On the local front, Kenanga Research’s Tan has named Inari Amertron Bhd and Kelington Group Bhd as his top picks within the sector.

He says Inari is showing signs of recovery quicker than its peers, with margins reaching optimum levels despite facing the same challenges as the rest of the players.

On Kellington, Tan justifies that the group possesses an order book of Rm1.8bil and a tender book of Rm2.3bil, providing earnings visibility.

Apex Securities’ Leong, on the other hand, identifies QES Group Bhd and Frontken Corp Bhd as his top picks within the sector.

He explains that QES, due to its diversification of customer segments beyond heavy reliance on the semiconductor industry, has positioned itself to mitigate risks during the semiconductor downturn and gain resilience in fluctuating markets compared to its peers.

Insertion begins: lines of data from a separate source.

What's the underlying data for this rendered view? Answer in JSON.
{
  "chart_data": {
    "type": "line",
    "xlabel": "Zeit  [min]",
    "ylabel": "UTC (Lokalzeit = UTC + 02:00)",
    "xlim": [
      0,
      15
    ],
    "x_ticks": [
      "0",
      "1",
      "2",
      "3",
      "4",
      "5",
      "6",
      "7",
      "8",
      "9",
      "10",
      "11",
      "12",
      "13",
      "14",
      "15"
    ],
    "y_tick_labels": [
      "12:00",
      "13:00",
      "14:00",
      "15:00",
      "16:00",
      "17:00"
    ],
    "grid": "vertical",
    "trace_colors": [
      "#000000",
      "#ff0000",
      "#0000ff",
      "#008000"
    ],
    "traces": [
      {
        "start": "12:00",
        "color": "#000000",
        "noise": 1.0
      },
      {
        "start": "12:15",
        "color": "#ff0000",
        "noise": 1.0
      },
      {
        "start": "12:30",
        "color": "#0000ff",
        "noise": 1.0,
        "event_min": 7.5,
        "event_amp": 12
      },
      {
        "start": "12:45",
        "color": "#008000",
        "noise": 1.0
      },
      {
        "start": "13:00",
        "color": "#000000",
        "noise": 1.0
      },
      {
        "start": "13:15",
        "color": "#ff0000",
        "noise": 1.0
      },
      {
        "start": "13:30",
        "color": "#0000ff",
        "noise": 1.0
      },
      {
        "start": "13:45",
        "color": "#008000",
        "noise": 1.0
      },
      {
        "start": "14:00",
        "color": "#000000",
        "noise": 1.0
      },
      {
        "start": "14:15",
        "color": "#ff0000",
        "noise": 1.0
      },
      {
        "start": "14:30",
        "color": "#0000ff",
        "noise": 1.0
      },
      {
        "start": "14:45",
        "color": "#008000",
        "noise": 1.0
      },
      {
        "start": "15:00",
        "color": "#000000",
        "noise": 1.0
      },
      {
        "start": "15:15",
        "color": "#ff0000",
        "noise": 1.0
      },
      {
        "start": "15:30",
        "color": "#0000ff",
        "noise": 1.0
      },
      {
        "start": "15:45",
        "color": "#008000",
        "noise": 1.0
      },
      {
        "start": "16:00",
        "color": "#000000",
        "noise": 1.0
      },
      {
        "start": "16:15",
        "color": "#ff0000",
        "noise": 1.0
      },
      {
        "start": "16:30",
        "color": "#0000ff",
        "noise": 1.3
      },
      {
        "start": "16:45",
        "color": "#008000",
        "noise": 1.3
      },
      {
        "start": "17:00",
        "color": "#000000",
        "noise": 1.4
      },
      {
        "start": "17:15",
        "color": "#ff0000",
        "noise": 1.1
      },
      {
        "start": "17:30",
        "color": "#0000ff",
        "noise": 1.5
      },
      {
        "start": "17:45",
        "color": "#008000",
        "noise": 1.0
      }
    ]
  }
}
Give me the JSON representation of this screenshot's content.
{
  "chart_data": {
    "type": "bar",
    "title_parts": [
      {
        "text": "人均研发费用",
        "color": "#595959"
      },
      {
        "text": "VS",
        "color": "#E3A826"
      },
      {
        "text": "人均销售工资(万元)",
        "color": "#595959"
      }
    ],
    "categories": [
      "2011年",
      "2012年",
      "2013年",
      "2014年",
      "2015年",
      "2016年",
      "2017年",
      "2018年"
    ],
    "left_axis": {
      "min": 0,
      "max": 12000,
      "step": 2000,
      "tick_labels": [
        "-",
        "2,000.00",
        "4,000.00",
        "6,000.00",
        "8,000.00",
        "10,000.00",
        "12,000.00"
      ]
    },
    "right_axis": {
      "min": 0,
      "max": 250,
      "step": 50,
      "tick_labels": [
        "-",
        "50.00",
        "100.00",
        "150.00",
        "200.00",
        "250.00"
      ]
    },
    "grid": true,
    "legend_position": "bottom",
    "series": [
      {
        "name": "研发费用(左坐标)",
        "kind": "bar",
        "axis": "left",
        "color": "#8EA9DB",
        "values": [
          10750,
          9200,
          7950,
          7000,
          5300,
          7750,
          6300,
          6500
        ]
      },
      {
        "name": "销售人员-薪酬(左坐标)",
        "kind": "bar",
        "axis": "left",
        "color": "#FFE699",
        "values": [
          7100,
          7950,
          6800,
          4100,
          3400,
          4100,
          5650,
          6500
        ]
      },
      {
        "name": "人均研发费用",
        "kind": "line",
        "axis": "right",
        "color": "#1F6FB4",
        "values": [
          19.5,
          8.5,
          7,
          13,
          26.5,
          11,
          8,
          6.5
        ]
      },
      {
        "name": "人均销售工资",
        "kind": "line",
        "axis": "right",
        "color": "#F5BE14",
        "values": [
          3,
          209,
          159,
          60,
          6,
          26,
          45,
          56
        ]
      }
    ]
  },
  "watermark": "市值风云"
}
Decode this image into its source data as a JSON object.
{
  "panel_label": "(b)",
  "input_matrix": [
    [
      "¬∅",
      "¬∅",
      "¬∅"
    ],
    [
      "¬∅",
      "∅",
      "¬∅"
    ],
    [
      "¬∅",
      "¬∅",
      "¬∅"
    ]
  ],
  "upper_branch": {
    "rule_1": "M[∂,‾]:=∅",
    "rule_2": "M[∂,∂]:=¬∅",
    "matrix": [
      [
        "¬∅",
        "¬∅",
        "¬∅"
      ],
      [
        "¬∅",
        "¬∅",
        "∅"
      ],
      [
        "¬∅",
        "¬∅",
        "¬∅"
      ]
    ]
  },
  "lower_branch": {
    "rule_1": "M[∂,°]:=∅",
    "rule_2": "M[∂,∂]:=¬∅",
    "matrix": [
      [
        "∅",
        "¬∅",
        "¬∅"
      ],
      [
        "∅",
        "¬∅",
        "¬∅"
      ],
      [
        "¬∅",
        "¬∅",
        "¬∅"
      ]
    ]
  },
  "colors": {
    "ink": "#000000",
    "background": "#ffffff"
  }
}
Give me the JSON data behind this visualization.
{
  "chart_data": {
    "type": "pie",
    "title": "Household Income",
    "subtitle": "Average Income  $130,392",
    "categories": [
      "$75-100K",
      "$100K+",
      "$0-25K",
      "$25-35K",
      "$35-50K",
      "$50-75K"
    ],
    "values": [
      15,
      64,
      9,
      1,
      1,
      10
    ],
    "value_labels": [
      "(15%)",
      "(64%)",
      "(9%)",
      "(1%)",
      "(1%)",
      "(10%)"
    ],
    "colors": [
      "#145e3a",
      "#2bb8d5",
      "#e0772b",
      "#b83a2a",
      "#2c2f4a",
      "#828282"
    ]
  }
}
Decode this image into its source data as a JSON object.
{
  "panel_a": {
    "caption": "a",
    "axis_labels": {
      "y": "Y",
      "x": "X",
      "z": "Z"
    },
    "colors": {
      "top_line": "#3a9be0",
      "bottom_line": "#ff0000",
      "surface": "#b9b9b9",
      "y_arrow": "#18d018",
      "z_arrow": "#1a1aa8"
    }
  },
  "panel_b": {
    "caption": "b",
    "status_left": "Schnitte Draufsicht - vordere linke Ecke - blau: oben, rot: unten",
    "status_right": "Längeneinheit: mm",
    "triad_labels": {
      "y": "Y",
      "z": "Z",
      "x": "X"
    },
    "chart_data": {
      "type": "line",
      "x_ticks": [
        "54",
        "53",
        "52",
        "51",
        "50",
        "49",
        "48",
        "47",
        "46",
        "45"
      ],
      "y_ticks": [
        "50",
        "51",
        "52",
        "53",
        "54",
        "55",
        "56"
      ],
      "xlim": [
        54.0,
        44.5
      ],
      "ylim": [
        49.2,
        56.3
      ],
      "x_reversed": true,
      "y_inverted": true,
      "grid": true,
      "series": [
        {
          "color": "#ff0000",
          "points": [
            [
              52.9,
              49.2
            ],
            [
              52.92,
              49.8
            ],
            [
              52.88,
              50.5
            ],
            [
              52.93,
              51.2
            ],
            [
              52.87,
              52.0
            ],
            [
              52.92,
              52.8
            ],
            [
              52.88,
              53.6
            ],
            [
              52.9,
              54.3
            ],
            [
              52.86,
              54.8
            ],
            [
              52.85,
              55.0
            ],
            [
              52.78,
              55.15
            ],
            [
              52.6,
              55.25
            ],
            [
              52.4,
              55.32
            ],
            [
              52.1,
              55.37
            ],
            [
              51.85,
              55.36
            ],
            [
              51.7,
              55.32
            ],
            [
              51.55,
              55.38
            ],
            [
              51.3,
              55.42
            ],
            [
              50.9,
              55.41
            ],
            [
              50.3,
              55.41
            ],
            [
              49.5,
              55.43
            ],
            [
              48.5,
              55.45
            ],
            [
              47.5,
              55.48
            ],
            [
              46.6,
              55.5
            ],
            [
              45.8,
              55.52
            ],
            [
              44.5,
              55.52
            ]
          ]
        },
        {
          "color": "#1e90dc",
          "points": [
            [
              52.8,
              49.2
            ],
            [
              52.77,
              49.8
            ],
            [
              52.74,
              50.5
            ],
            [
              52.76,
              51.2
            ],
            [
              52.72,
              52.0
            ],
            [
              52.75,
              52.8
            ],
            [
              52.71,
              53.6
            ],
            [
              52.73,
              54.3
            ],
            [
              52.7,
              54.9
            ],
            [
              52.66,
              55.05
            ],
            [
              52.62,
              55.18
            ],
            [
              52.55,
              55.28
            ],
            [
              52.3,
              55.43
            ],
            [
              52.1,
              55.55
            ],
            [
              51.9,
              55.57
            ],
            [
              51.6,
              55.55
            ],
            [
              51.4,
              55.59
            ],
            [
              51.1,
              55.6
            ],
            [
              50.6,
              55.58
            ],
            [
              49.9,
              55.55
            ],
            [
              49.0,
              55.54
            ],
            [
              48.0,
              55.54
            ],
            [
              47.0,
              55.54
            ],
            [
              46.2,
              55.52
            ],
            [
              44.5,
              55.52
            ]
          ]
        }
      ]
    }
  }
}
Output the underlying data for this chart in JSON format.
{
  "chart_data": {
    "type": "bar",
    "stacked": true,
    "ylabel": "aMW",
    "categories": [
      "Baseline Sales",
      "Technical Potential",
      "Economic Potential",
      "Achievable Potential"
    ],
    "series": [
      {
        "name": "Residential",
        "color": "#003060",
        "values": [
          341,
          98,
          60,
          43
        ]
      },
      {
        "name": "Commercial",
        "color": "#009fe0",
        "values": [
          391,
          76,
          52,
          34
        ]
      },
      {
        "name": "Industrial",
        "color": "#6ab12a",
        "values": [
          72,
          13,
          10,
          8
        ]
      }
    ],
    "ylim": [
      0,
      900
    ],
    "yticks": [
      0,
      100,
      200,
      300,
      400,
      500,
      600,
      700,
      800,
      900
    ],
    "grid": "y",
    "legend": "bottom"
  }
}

Regarding Frontken, he anticipates improving production volumes in the near future, mainly driven by advancements in artificial intelligence and electric vehicle technology.

“The group will also be implementing price adjustments in response to higher raw material prices.

“Additionally, with a greater contribution from Plant 2, which commenced operations in the first quarter of 2023 and mainly produces advanced nodes (five nanometers or nm, 3nm) commanding better average selling prices, an improved utilisation rate is expected in the coming months,” he says.